The New Testament book of Colossians appears to have been written in response to a heretical teaching that was making inroads among the members of the church in the city of Colossae. However, its difficult to know the precise nature of the error that Paul the Apostle sought to address within this letter. In one sense, we much like a person who is listening to one side of a phone conversation as we read this epistle- we have to make some inferences based on the portion of the conversation we can hear.
Various commentators have offered their views on the nature of the “Colossian Heresy” based on the information given to us within this epistle…
“Several years after the Colossian church was founded, a dangerous heresy arose to threaten it—one not identified with any particular historical system. It contained elements of what later became known as Gnosticism: that God is good, but matter is evil, that Jesus Christ was merely one of a series of emanations descending from God and being less than God (a belief that led them to deny His true humanity), and that a secret, higher knowledge above Scripture was necessary for enlightenment and salvation.” (1)
“Throughout this letter Paul combats a heresy similar to Gnosticism (see the notes on Col_1:9-14; Col_1:15-23; Col_2:4 ff). Gnostics believed that it took special knowledge to be accepted by God; for them, even for those who claimed to be Christians, Christ alone was not the way of salvation (Col_1:20)… Gnostics valued the accumulation of knowledge, but Paul pointed out that knowledge in itself is empty. To be worth anything, it must lead to a changed life and right living.” (2)

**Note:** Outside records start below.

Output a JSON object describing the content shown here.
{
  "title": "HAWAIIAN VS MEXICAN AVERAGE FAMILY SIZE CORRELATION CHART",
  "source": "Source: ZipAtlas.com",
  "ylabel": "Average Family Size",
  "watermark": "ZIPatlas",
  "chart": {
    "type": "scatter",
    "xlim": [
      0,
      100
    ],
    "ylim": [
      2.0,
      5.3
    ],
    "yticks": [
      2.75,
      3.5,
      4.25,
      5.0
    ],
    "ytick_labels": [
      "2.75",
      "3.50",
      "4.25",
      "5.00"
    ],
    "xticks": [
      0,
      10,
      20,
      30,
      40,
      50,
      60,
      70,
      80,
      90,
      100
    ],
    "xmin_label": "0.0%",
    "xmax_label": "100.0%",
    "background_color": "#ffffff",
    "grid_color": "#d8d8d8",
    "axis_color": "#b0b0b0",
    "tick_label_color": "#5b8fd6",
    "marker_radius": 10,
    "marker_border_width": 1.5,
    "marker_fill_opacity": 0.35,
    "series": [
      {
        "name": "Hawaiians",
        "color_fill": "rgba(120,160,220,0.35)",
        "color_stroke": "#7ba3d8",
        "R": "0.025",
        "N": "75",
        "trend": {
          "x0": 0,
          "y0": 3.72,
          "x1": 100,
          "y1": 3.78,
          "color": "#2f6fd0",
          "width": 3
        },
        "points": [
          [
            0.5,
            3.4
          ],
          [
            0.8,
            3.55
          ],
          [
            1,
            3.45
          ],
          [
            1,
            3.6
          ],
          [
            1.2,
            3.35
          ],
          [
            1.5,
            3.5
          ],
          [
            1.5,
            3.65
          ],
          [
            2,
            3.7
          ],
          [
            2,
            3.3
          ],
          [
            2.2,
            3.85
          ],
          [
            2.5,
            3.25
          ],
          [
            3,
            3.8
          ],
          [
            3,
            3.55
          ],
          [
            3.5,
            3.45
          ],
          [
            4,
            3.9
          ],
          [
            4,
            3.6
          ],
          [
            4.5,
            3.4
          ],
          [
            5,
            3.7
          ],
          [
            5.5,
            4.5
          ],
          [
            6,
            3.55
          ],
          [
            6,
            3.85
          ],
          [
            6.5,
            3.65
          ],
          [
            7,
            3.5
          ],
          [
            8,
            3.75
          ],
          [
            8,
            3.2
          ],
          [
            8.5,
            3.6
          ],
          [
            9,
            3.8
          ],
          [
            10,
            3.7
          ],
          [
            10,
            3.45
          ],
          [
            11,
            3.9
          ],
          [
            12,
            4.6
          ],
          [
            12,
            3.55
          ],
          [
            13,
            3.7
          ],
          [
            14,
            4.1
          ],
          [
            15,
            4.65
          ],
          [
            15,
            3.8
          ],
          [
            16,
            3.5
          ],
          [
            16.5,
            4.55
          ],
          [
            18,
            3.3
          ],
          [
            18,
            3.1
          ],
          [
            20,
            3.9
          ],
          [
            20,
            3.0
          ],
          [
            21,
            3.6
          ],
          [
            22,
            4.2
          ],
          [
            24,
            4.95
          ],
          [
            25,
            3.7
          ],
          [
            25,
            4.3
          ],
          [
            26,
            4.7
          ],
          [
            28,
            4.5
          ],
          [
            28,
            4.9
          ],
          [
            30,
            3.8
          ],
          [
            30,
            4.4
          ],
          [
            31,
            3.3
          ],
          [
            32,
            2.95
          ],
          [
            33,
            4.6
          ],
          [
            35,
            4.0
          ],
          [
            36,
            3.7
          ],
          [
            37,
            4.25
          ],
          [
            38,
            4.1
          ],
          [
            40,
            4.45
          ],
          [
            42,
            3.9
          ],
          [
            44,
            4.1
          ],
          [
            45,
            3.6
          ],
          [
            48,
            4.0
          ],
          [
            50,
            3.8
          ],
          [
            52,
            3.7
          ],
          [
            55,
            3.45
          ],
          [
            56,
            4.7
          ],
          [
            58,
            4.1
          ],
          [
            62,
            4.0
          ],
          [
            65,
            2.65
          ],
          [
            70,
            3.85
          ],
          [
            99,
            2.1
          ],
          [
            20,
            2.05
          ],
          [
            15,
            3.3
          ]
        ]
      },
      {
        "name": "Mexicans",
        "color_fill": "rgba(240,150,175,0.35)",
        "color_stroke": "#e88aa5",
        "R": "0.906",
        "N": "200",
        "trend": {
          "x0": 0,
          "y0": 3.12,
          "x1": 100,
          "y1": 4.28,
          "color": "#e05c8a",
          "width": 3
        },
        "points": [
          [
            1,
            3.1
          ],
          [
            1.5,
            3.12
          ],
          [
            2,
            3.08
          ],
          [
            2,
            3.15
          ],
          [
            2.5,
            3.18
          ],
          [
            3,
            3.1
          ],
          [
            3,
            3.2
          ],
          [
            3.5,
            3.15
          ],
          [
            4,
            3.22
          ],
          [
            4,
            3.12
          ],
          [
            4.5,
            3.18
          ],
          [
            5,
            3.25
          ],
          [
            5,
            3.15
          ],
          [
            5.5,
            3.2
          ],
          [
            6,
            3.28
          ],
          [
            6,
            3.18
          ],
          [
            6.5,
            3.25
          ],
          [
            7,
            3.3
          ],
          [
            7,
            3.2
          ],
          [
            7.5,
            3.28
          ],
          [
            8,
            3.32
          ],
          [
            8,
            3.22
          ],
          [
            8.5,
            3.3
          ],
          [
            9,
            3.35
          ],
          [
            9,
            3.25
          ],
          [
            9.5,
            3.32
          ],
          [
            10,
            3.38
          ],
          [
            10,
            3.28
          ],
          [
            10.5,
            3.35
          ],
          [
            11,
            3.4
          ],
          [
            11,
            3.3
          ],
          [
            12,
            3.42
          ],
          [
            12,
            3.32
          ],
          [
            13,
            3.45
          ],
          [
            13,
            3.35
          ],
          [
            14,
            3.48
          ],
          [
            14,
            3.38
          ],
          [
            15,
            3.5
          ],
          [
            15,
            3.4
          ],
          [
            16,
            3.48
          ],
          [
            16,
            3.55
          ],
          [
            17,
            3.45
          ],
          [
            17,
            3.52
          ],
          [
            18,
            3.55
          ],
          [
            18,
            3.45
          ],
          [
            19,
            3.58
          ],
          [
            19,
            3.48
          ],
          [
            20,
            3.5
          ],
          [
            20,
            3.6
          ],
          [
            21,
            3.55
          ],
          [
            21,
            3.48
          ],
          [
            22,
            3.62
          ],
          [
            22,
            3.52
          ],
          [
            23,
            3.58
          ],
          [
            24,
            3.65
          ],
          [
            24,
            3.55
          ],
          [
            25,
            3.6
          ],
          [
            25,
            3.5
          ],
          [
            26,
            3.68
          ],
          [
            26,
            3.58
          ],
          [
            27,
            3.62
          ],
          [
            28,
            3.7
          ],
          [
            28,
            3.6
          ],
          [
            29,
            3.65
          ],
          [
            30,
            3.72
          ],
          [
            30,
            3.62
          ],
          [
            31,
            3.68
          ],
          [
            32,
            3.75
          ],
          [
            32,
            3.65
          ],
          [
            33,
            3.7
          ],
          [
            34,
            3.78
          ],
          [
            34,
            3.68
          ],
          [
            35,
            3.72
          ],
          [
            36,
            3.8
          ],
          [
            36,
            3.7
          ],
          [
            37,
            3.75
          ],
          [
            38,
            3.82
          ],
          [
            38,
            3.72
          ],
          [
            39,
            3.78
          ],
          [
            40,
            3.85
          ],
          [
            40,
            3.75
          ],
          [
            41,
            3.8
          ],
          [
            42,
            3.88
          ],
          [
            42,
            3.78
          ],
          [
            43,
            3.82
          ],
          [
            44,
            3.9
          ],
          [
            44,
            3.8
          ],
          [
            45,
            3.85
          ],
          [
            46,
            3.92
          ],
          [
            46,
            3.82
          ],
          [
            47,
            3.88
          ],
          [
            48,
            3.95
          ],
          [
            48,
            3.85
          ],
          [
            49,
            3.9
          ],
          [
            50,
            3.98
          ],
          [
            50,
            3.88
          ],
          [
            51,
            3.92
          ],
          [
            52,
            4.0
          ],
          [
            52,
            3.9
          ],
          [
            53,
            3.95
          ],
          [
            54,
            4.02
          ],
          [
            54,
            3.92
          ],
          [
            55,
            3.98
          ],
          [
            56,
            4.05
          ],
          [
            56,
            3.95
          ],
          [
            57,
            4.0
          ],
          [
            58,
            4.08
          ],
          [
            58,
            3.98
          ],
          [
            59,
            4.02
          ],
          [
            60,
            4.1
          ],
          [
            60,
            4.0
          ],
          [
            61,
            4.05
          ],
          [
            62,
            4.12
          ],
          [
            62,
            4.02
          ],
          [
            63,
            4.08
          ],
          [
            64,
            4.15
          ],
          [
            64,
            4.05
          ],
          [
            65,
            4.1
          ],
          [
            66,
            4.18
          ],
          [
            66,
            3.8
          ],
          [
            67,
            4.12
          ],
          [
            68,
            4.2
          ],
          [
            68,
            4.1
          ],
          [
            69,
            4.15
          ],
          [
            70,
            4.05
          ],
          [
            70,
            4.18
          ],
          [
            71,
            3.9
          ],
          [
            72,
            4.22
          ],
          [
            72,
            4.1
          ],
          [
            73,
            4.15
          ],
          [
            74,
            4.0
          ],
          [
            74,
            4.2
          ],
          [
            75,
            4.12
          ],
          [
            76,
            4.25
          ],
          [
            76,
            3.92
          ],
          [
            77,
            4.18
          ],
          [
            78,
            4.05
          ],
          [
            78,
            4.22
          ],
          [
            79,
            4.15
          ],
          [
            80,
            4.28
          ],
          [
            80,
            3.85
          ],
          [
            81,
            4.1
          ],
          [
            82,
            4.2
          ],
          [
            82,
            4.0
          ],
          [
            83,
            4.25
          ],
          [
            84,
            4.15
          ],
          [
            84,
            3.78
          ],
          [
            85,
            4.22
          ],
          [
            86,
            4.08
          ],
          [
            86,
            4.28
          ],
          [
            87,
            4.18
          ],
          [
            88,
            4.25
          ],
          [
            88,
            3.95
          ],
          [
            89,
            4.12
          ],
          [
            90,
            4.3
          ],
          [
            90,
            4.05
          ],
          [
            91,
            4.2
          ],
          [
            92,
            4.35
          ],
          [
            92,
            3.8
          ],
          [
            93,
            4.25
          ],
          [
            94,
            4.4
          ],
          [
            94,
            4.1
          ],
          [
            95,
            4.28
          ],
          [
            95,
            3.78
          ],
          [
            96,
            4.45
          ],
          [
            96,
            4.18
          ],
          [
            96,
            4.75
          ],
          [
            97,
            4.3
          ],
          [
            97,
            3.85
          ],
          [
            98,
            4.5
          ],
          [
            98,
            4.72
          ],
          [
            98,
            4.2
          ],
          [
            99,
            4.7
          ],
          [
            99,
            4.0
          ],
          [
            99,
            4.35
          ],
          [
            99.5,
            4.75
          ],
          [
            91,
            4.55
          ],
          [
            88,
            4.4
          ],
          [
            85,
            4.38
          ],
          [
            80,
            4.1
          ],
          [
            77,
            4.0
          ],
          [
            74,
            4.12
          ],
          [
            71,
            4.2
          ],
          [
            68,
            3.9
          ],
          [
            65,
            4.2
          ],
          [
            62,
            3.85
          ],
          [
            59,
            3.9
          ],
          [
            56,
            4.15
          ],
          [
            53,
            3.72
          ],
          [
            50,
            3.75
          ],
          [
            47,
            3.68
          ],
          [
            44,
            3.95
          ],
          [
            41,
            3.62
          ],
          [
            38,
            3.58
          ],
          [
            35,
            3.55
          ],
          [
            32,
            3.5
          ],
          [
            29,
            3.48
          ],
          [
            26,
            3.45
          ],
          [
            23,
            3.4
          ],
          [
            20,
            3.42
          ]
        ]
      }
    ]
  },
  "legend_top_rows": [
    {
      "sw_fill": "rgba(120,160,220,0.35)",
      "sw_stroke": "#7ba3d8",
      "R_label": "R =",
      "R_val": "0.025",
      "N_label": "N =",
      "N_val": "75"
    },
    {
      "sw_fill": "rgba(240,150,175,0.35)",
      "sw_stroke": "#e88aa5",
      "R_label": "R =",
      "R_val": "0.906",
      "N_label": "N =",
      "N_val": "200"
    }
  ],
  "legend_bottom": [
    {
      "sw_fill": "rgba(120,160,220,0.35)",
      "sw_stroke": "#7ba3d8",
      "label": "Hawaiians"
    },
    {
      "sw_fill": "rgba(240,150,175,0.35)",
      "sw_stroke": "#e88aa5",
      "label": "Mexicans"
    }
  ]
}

“In this letter, Paul is combating a heresy that scholars have found very difficult to identify… Apparently, this heresy did not categorically deny that the work of Jesus Christ is necessary for the sinner’s salvation. It did, however, deny the sufficiency of that work for salvation. The Colossians were being told that by means of observing a cycle of feasts and festivals (2:16), and particularly through an ascetic lifestyle of abstention from food and drink (2:21–23), they could usher themselves into ecstatic, visionary states in the present (2:18) and, with Christ’s help, make it to heaven one day.” (3)
“The impact of the heretical teaching must have been profound, since one of the three churches mentioned in the letter (4:13), Laodicea, is singled out for criticism in the Book of Revelation many years later (Rev. 3:14ff.). Laodicea is charged with being wretched, pitiful, poor, blind, and naked. Ephesus fares somewhat better but has left its first love and needs to repent (Rev. 2:1ff.).” (4)
(1) MacArthur, J. F., Jr. (2006). The MacArthur study Bible: New American Standard Bible. Nashville, TN: Thomas Nelson Publishers.
(2) Life Application Study Bible, Colossians 1:4-5 Copyright © 1988, 1989, 1991, 1993, 1996, 2004 by Tyndale House Publishers Inc., all rights reserved. Life Application® is a registered trademark of Tyndale House Publishers, Inc.
(3) Sproul, R. C. (Ed.). (2015). The Reformation Study Bible: English Standard Version (2015 Edition) (p. 2118). Orlando, FL: Reformation Trust.
(4) McRay, J. (1995). Colossians. In Evangelical Commentary on the Bible (Vol. 3, p. 1050). Grand Rapids, MI: Baker Book House.